How do I build a pytorch dataloader for this dataset?

You should be looking at Torchvision’s ImageFolder: torchvision.datasets — Torchvision 0.8.1 documentation

1 Like

The user case is different, as each image contains two labels! But I agree that a good starting point would be checking out the insides of ImageFolder :slight_smile:
@rjrohit996 how are the labels specified? Generally the labels are built from the folder structure, but in your case you have two labels.
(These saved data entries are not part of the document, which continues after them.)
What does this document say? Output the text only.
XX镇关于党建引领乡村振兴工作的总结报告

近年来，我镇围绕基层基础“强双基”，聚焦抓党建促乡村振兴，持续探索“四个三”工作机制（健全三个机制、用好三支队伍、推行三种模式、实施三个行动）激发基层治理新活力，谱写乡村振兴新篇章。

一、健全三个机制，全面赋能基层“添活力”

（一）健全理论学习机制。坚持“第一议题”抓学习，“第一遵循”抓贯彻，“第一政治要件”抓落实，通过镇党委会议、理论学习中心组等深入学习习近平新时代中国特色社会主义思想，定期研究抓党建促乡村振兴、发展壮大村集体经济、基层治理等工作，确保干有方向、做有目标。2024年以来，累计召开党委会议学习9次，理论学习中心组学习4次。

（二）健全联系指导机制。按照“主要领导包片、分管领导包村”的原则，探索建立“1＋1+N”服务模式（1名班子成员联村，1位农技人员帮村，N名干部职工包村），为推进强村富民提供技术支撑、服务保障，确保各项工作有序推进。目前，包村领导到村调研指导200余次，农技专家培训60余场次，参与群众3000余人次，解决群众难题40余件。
Where do they come from?

I am trying to do kind of video captioning but not exactly that.
In my dataset, each image has exactly two objects and one relationship among them.
For example:- person-ride-bicycle i.e. each image contains following pair: object1-relationship-object2

object 1 and object 2 have 35 classes/labels to choose from
relationship have 85 classes/labels to choose from

More about dataset-
let’s consider first folder 0000. It has 30 images, these are frames of a same video (all will have same relationship let’s say: person-ride-bicycle)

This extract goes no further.